With an eye to efficiency with budget and mix, one hugely successful tactic for achieving this has been ‘DiDiDays’, where riders get free rides on a certain day of the week. Usually this is every Saturday, the busiest day for rideshare.

“Owning Saturday leads to riders jumping on board and talking about it with friends. And we have a referral program for riders and drivers in place,” Toy said.  

“It’s not necessarily our job to grow the size of the category. It’s about alternatives with affordability, safety, quality and incentives. We target people that will switch and adapt who are already using rideshare.
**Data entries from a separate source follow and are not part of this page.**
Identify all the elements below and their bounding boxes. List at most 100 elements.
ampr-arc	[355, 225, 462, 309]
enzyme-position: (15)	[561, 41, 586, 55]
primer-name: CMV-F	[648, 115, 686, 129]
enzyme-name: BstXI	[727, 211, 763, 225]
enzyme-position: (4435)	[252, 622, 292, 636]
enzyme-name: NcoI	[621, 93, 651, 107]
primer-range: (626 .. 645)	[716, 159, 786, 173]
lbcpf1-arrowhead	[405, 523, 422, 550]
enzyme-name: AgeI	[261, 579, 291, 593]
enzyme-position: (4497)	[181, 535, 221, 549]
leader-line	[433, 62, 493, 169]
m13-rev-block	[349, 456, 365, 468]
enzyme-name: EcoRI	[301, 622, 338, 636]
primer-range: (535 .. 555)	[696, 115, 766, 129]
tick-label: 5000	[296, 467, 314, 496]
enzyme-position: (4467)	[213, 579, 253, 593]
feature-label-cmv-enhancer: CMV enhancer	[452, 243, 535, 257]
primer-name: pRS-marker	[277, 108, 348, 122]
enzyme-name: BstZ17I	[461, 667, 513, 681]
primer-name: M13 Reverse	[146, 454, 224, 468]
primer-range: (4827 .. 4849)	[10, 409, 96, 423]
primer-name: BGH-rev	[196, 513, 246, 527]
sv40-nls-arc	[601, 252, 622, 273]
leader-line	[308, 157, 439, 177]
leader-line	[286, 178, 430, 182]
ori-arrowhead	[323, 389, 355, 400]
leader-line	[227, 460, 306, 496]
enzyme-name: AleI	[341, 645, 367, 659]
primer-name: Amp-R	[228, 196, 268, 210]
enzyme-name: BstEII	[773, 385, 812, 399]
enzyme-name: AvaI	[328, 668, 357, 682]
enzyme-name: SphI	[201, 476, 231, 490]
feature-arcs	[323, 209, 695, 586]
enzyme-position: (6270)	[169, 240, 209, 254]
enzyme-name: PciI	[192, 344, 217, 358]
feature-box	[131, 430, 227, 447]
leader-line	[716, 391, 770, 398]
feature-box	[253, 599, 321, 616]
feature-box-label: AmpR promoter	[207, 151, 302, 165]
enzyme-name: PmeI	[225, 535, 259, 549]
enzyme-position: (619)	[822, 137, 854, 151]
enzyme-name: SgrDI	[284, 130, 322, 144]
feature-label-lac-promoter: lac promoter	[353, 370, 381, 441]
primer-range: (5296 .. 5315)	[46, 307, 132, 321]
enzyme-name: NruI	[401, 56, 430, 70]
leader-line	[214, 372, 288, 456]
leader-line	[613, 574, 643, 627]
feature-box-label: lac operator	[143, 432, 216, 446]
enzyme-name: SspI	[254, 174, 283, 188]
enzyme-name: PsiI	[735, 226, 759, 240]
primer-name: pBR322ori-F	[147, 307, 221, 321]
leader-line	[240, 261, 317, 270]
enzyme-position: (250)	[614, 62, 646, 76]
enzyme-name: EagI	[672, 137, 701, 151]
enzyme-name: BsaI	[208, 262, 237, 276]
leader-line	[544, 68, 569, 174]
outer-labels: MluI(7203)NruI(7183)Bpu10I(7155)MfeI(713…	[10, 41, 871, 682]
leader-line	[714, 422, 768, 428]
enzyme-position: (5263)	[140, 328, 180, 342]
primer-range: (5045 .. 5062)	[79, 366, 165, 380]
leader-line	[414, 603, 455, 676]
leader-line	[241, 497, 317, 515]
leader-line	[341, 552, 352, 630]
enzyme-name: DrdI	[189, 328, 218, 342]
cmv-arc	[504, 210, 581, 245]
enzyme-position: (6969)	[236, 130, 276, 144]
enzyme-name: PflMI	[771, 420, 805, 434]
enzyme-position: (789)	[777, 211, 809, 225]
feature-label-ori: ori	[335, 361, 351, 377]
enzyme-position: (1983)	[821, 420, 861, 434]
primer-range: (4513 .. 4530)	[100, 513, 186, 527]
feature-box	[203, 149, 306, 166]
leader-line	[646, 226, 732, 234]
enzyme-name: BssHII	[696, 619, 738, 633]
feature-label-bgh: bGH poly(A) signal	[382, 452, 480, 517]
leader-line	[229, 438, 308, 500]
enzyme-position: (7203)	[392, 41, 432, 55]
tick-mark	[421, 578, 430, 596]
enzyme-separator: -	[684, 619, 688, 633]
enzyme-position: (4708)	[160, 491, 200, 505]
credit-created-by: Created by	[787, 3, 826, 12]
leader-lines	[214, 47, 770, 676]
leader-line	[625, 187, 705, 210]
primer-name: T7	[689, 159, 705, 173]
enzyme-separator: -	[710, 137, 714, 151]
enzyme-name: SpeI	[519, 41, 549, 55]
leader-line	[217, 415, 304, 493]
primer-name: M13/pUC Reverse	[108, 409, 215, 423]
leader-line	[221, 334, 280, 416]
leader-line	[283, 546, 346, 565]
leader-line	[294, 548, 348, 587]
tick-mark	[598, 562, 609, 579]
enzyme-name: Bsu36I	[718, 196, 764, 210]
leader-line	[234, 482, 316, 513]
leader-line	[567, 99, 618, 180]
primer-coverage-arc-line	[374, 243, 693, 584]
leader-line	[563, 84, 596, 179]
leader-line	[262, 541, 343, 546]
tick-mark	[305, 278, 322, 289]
Those trying us first are from younger demographics, such as uni students or young professionals, and 18-34 years old.”  

Because of the demographic and challenger brand positioning, DiDi has focused on digital channels and social media for communication, with most campaigns again designed to be shareable. The Urban List partnership was a social-first campaign, for instance.

“Content has to be engaging enough to share with friends for us to get reach. Social first been extensively successful for us,” Toy said.  

However, DiDi did try its first Australian TV advertising campaign last December when it partnered with the latest Star Wars movie release: Star Wars; The Rise of Skywalker. Creative showcased dressed up fans using the rideshare platform to head to the cinema and again highlighted the affordability of the platform.  

But with a national footprint now in its sights, Toy said DiDi’s marketing strategy has to evolve and become more brand-led. The down side to a city launch-based approach is it’s a short burst of intense activity, followed by minimal long-term advertising, he said.

“Now we’re maturing in cities, we need a shift in thinking,” Toy said. “For example, in Melbourne, we had been heavily focused on our paid aspirations. Now we need to back that with long-term brand building, and develop the brand in this category. We know brand is very powerful in Australia from a consumer perspective.”  

Toy drew a parallel between DiDi and discount supermarkets, and noted most people are switching because of the affordability aspect and DiDi’s competitive price points.

“As a brand, we’ve highlighted that with clear messaging. ‘low fare rideshare’,” he said. “To go to the next step, we have to evolve the brand and push further. It’s more than just low price, we need to evolve to be the smarter choice, where saving money enables you to do more.”

Yet with the COVID-19 pandemic in such a fluid state locally, Toy said the brand will need to continue to adapt and pivot to suit the needs of its community. And that comes back to brand authenticity.

“It’s not the time for gimmicks, it’s time for trying and supporting community as much as possible in authentic ways,” he added.